A ce titre, il n'est pas contesté :
Que le capital a été versé par la société Younited sur le compte bancaire ouvert à la Caisse d'épargne 'Grand Est Europe' des époux [R] le 03 mars 2020. (Pièce n° 13)
Que par mail du 10 mars 2020 à l'en tête des 'Furets.com' il est demandé à M. et Mme [R] de transférer la somme reçue (23 500 €) sur un compte sensé être celui de la société Cofidis mais qui s'est en réalité avéré être un compte de captage frauduleux des sommes. (Pièce n° 1)
Que le 11 mars 2023 M. et Mme [R] ont procédé au virement de la somme de 23 089,68 € sur le compte indiqué (pièce n° 14)
Il s'ensuit que les manoeuvres des personnes s'étant présentées sous couvert du site 'Les Furets.com' ont créé un dommage à M. et Mme [R], dommage pour lequel ces derniers n'ont aucune possibilité effective de récupérer les fonds transmis, s'agissant vraisemblablement d'une escroquerie par l'intermédiaire d'un compte bancaire 'off shore'.
Le dommage causé à M. et Mme [R] s'établit à hauteur du capital prêté et disparu.
En conséquence, sans qu'il soit besoin de répondre aux autres moyens des parties, la décision déférée sera infirmée de ce chef et M. et Mme [R] seront dispensés de rembourser à la société Younited le capital du prêt du 24 février 2020.
4/ Sur les dépens et les frais irrépétibles de première instance :
Le sens de la présente décision conduit également à infirmer la décision déférée en ce qu'elle a laissé à la charge de M. et Mme [R] les dépens et les frais irrépétibles de première instance.
Il conviendra de dire que la société Younited sera tenue aux dépens de première instance et que chacune des parties conservera la charge des frais irrépétibles de la première instance.
5/ Sur les dépens et les frais irrépétibles d'appel :
Il ressort des articles 596 et 700 du code de procédure civile que la partie perdante est tenue aux dépens et doit, sauf décision contraire, supporter les frais irrépétibles de l'instance.
La société Younited, qui succombe à l'appel, devra donc supporter la charge des dépens d'appel et sera tenue de payer à M. et Mme [R] la somme de 1 000,00 € sur le fondement de l'article 700 du code de procédure civile.
Par ces motifs
La cour, statuant dans les limites de la déclaration d'appel, publiquement par décision contradictoire
Infirme en toutes ses dispositions le jugement rendu par le juge des contentieux de la protection du tribunal judiciaire de Châlons en Champagne le 23 septembre 2022.
Statuant de nouveau :
Déclare nul et de nul effet pour défaut de signature des emprunteurs, le contrat de prêt souscrit le 24 février 2020 entre la SA Younited d'une part et M. [L] [R] et Mme [S] [T] épouse [R] d'autre part.
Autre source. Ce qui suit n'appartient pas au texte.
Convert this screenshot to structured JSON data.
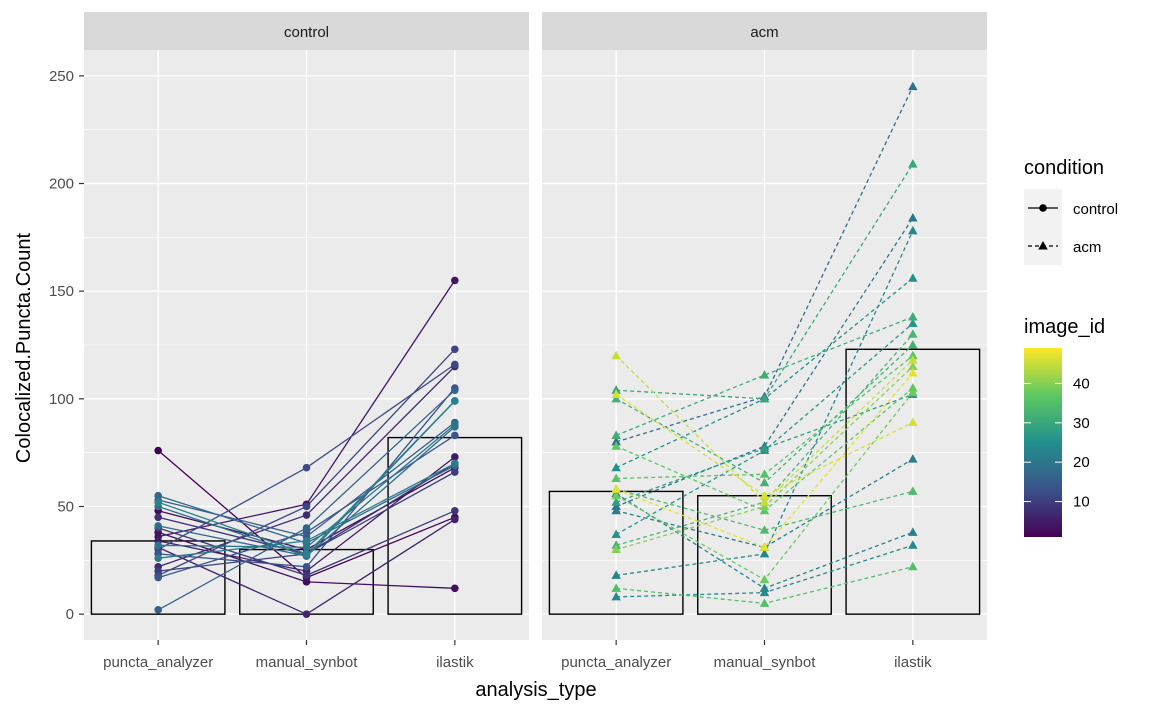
{
  "chart_data": {
    "type": "line",
    "xlabel": "analysis_type",
    "ylabel": "Colocalized.Puncta.Count",
    "categories": [
      "puncta_analyzer",
      "manual_synbot",
      "ilastik"
    ],
    "ylim": [
      -12,
      262
    ],
    "y_ticks": [
      0,
      50,
      100,
      150,
      200,
      250
    ],
    "grid": true,
    "legend_position": "right",
    "legend": {
      "condition": {
        "title": "condition",
        "entries": [
          {
            "label": "control",
            "shape": "circle",
            "linetype": "solid"
          },
          {
            "label": "acm",
            "shape": "triangle",
            "linetype": "dashed"
          }
        ]
      },
      "image_id": {
        "title": "image_id",
        "tick_labels": [
          "40",
          "30",
          "20",
          "10"
        ],
        "tick_values": [
          40,
          30,
          20,
          10
        ],
        "range": [
          1,
          49
        ],
        "colors": [
          "#440154",
          "#3b528b",
          "#21908c",
          "#5dc863",
          "#fde725"
        ]
      }
    },
    "panels": [
      {
        "strip": "control",
        "condition": "control",
        "bar_means": [
          34,
          30,
          82
        ],
        "series": [
          {
            "image_id": 1,
            "values": [
              76,
              17,
              45
            ]
          },
          {
            "image_id": 2,
            "values": [
              48,
              30,
              68
            ]
          },
          {
            "image_id": 3,
            "values": [
              38,
              15,
              12
            ]
          },
          {
            "image_id": 4,
            "values": [
              36,
              51,
              155
            ]
          },
          {
            "image_id": 5,
            "values": [
              34,
              20,
              73
            ]
          },
          {
            "image_id": 6,
            "values": [
              31,
              0,
              44
            ]
          },
          {
            "image_id": 7,
            "values": [
              22,
              46,
              115
            ]
          },
          {
            "image_id": 8,
            "values": [
              45,
              28,
              70
            ]
          },
          {
            "image_id": 9,
            "values": [
              40,
              18,
              48
            ]
          },
          {
            "image_id": 10,
            "values": [
              20,
              28,
              66
            ]
          },
          {
            "image_id": 11,
            "values": [
              18,
              50,
              123
            ]
          },
          {
            "image_id": 12,
            "values": [
              30,
              68,
              116
            ]
          },
          {
            "image_id": 13,
            "values": [
              28,
              22,
              105
            ]
          },
          {
            "image_id": 14,
            "values": [
              17,
              38,
              83
            ]
          },
          {
            "image_id": 15,
            "values": [
              53,
              36,
              89
            ]
          },
          {
            "image_id": 16,
            "values": [
              2,
              40,
              104
            ]
          },
          {
            "image_id": 17,
            "values": [
              55,
              33,
              69
            ]
          },
          {
            "image_id": 18,
            "values": [
              41,
              27,
              87
            ]
          },
          {
            "image_id": 19,
            "values": [
              50,
              27,
              99
            ]
          },
          {
            "image_id": 20,
            "values": [
              32,
              31,
              88
            ]
          },
          {
            "image_id": 21,
            "values": [
              26,
              34,
              70
            ]
          },
          {
            "image_id": 22,
            "values": [
              52,
              28,
              99
            ]
          }
        ]
      },
      {
        "strip": "acm",
        "condition": "acm",
        "bar_means": [
          57,
          55,
          123
        ],
        "series": [
          {
            "image_id": 18,
            "values": [
              80,
              101,
              245
            ]
          },
          {
            "image_id": 20,
            "values": [
              50,
              78,
              184
            ]
          },
          {
            "image_id": 21,
            "values": [
              48,
              31,
              72
            ]
          },
          {
            "image_id": 22,
            "values": [
              56,
              12,
              38
            ]
          },
          {
            "image_id": 23,
            "values": [
              18,
              28,
              178
            ]
          },
          {
            "image_id": 24,
            "values": [
              8,
              10,
              32
            ]
          },
          {
            "image_id": 25,
            "values": [
              68,
              100,
              156
            ]
          },
          {
            "image_id": 26,
            "values": [
              37,
              76,
              135
            ]
          },
          {
            "image_id": 28,
            "values": [
              52,
              77,
              102
            ]
          },
          {
            "image_id": 30,
            "values": [
              104,
              100,
              209
            ]
          },
          {
            "image_id": 31,
            "values": [
              83,
              111,
              138
            ]
          },
          {
            "image_id": 32,
            "values": [
              100,
              61,
              125
            ]
          },
          {
            "image_id": 33,
            "values": [
              32,
              52,
              130
            ]
          },
          {
            "image_id": 34,
            "values": [
              58,
              39,
              57
            ]
          },
          {
            "image_id": 35,
            "values": [
              12,
              5,
              22
            ]
          },
          {
            "image_id": 36,
            "values": [
              63,
              65,
              120
            ]
          },
          {
            "image_id": 37,
            "values": [
              78,
              48,
              105
            ]
          },
          {
            "image_id": 38,
            "values": [
              55,
              16,
              103
            ]
          },
          {
            "image_id": 40,
            "values": [
              30,
              50,
              115
            ]
          },
          {
            "image_id": 45,
            "values": [
              120,
              52,
              118
            ]
          },
          {
            "image_id": 46,
            "values": [
              102,
              55,
              89
            ]
          },
          {
            "image_id": 47,
            "values": [
              58,
              31,
              112
            ]
          }
        ]
      }
    ]
  }
}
Constate la faute commise par la société Younited dans le recueil des signatures électroniques des emprunteurs.
Fixe le préjudice subi par les M. et Mme [R] au montant du capital versé par la société Younited.
Déboute en conséquence la SA Younited de toutes ses demandes en paiement dirigées à l'encontre de M. et Mme [R], tant au visa du contrat de prêt que sur le fondement des articles 1302,1302-3, 1352 et suivants du code civil.
Condamne la société Younited aux dépens de première instance.
Dit que chaque partie conservera la charge de ses propres frais irrépétibles engagés en première instance.
Y ajoutant :
Condamne la SA Younited aux dépens de l'appel.
Condamne la SA Younited à payer à M. [L] [R] et Mme [S] [T] épouse [R] la somme globale de 1 000,00 € (mille euros) sur le fondement de l'article 700 du code de procédure civile au titre des frais irrépétibles d'appel.